Commissioners unanimously passed the request for two lots southwest of the library near West Avenue and Rock Street. The lots are at 119 and 127 S. West Ave., and have two homes on them, one built in 1886 and another in 1916, according to Washington County records. Combined, the lots make up less than half an acre.
To learn more about the zoning district proposed next to the Fayetteville Public Library, go to:
W. Cal Canfield, a local architect and builder, referred to his idea for the lots as the Rainey Street concept. Rainey Street is a historic neighborhood and entertainment district in downtown Austin, Texas.
Canfield said it was his intention to bring a mix of commercial and residential uses similar size and scale with the neighborhood. He said his request was inspired by the development of the cultural arts corridor downtown and the library's expansion that's under construction.
"I see no reason why we can't maintain the residential quality of the neighborhood while still valuing the diversity of added services and benefits to those who occupy the area," Canfield said.
Voters in April approved construction of the arts corridor, which will involve turning the Fay Jones woods west of the library into a nature attraction and building a civic space at the southwest corner of Dickson Street and West Avenue. Voters in 2016 also approved expanding the library by more than 80,000 square feet.
The lots under the request would change from a strictly residential district to one called main street center. That zoning district allows a wide variety of uses, including all kinds of residential to eating places, studios, hotels, motels and cultural and recreational facilities.

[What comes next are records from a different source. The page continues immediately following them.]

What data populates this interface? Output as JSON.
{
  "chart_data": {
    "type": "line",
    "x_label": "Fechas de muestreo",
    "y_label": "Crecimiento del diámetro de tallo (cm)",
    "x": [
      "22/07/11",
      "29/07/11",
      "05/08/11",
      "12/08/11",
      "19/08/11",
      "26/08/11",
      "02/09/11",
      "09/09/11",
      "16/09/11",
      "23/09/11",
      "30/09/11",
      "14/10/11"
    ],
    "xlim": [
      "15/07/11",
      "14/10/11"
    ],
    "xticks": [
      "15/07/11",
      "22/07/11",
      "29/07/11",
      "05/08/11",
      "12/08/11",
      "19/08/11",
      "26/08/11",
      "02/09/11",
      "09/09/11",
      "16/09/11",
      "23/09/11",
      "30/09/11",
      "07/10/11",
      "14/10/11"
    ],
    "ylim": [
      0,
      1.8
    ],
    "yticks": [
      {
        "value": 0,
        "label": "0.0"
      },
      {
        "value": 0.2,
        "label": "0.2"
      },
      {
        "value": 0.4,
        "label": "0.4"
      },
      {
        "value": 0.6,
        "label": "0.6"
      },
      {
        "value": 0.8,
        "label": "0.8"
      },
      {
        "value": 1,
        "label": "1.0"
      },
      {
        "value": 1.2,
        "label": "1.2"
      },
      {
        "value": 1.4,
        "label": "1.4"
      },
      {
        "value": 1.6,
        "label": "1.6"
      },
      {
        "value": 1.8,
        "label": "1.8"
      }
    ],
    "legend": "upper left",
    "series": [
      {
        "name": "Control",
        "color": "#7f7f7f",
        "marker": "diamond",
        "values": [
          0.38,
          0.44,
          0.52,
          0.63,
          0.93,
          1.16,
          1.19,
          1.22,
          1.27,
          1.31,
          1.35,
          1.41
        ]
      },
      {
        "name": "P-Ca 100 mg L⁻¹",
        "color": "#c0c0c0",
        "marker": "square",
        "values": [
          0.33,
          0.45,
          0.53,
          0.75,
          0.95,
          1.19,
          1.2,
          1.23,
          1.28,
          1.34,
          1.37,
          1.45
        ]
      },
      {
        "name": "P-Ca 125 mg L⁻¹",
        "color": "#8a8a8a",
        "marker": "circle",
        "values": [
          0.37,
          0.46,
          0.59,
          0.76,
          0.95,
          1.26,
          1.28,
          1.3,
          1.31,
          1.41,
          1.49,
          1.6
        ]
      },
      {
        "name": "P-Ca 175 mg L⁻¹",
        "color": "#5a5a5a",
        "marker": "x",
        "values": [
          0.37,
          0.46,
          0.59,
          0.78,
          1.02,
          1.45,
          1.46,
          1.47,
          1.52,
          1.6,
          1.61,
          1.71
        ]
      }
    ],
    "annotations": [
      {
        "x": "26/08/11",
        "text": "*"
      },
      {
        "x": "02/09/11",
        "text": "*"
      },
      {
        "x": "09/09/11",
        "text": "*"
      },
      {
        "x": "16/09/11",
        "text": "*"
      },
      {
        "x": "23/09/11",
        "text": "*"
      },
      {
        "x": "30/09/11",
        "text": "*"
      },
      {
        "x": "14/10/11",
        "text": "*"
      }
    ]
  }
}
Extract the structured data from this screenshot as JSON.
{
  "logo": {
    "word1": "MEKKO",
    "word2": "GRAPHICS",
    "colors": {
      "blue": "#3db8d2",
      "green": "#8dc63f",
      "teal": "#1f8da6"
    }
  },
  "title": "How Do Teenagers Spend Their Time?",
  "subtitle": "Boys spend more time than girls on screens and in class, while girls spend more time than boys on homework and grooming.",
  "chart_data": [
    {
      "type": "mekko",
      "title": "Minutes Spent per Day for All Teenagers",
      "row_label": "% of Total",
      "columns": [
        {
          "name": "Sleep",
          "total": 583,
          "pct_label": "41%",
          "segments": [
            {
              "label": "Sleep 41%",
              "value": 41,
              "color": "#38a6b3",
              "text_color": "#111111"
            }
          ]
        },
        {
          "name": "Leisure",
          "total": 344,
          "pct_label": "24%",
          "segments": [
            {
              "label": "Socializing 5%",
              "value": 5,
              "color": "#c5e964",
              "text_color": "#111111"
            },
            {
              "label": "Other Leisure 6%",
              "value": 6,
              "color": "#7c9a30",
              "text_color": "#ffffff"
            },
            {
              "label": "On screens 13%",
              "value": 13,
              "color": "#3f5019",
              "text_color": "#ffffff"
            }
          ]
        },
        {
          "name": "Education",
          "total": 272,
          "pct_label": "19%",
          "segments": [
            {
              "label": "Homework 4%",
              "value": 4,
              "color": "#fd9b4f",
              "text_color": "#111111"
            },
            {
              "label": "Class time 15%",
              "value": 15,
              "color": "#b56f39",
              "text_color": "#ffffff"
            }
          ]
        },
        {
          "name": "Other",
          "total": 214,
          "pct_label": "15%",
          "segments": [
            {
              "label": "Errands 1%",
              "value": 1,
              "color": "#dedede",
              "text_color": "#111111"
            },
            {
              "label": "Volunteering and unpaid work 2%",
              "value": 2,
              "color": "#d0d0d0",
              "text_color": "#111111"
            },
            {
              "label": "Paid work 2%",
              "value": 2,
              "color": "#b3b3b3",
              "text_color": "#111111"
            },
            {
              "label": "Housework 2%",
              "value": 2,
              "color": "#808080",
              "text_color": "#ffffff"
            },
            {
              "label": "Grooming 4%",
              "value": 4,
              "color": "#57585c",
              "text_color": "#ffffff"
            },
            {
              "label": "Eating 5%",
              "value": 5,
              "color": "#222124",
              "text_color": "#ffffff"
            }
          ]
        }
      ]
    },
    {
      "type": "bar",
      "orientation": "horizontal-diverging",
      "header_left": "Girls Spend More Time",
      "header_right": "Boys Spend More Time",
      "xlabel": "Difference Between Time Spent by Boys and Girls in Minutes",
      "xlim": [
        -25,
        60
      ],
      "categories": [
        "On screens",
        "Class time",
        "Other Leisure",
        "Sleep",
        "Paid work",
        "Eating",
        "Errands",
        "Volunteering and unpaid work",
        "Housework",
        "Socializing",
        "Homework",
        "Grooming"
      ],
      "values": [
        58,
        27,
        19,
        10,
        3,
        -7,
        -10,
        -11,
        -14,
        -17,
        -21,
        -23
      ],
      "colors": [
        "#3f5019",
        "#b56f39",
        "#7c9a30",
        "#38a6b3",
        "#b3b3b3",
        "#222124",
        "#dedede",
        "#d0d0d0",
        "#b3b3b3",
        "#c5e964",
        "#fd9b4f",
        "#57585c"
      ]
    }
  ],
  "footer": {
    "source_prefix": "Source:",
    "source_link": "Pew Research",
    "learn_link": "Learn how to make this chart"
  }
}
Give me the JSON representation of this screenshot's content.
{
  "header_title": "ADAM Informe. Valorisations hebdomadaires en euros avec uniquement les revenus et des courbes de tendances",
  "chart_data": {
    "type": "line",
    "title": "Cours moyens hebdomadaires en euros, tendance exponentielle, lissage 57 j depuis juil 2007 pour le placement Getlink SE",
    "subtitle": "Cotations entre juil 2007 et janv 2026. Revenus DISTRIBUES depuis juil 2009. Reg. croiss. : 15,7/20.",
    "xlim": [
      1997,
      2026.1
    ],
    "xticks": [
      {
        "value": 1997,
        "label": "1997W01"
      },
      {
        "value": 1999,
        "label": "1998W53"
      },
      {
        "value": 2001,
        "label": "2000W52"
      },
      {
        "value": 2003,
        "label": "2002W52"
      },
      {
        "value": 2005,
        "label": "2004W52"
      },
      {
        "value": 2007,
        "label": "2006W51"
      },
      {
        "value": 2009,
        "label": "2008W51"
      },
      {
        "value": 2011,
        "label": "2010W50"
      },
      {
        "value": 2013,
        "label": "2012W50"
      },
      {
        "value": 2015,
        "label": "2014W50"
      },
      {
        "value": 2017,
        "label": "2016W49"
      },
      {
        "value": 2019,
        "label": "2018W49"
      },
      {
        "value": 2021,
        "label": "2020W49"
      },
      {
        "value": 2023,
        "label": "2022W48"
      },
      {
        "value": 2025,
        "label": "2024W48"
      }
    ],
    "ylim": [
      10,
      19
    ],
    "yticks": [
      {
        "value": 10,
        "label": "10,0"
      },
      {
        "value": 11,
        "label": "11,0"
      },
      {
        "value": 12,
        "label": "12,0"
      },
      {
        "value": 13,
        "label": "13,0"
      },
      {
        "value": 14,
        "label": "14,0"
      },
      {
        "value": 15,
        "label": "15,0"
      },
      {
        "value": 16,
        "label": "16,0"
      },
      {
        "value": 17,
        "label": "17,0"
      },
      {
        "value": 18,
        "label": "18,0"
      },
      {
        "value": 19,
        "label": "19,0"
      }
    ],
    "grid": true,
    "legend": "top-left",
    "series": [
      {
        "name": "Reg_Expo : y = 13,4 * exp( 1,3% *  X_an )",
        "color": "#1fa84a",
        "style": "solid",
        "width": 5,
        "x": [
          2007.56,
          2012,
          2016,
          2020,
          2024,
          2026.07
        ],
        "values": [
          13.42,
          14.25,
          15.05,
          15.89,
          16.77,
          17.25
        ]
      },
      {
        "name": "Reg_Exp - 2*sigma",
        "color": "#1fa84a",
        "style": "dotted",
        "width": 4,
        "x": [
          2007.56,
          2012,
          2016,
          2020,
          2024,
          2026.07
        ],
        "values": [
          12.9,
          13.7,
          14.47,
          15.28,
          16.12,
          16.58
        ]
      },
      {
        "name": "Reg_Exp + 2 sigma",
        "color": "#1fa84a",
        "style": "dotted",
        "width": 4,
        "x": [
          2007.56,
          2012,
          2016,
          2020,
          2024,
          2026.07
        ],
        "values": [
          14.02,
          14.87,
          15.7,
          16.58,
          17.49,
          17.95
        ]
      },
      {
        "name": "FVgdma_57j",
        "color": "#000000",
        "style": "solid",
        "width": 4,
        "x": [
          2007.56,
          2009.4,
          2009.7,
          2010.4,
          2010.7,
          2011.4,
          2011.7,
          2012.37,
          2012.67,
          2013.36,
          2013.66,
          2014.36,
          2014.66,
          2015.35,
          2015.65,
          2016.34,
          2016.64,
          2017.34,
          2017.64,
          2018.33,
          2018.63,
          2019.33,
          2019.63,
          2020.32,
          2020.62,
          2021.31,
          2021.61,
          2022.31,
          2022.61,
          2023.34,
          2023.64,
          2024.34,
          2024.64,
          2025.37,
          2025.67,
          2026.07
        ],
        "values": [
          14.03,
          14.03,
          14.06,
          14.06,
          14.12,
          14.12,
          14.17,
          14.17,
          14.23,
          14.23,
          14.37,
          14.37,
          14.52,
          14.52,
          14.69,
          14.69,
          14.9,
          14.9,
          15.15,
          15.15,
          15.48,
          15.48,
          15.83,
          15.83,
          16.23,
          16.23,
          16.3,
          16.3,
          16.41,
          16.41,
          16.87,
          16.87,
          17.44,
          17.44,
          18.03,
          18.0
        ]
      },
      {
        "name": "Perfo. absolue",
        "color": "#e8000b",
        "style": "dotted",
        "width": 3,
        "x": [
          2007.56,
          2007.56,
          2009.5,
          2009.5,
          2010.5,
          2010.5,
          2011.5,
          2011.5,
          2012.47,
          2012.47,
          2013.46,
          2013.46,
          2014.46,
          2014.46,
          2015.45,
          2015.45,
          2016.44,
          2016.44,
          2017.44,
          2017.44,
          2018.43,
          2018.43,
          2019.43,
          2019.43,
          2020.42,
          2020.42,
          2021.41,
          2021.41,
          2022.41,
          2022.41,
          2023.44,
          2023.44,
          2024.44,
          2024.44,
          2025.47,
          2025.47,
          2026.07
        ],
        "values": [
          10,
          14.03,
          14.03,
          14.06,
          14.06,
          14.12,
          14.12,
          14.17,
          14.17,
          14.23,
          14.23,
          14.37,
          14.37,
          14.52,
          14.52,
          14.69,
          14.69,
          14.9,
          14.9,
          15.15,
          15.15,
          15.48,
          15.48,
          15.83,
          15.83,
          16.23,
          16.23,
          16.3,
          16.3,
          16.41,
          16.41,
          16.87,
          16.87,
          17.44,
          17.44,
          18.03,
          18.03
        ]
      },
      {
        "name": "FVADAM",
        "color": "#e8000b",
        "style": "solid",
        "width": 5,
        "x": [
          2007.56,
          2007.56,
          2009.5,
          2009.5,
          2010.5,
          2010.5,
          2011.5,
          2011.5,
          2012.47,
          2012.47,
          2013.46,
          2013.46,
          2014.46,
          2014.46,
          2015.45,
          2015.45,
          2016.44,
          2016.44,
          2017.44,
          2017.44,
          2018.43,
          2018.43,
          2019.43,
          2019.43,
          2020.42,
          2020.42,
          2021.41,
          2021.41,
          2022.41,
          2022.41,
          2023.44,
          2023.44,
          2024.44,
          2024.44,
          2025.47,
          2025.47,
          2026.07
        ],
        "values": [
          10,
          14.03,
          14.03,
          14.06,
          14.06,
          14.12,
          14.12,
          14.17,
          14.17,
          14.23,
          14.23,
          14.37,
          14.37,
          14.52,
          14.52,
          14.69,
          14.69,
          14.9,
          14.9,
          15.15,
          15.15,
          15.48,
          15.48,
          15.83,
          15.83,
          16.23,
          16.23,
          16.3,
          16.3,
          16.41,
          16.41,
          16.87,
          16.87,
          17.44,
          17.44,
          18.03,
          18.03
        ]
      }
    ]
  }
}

Under the proposed zoning, a building of up to five stories is allowed if it's within 15 feet of the front property line. A seven-story building is allowed in the back of the lot, farther than 15 feet, according to city code. Building height maximum is three stories under the current zoning.
During the library's board meeting, which was held before the Planning Commission, Executive Director David Johnson stressed concern about the possibility of a large building obstructing the view to the west.
"I don't think a five-story facility is what we are looking for," he told the board.
Planning Commissioner Leslie Belden said she supported the ideas Canfield shared, but reminded commissioners a different property owner could build up to a seven-story building if the lots were ever sold.
"We're not being asked to approve his idea of what he would build," she said. "We're being asked to rezone it."
Commissioner Zara Niederman said the rezoning would encourage a variety of possibilities that would incorporate both the street and the trail on the west side of the lots in their design.
The City Council will make the final decision on the rezoning.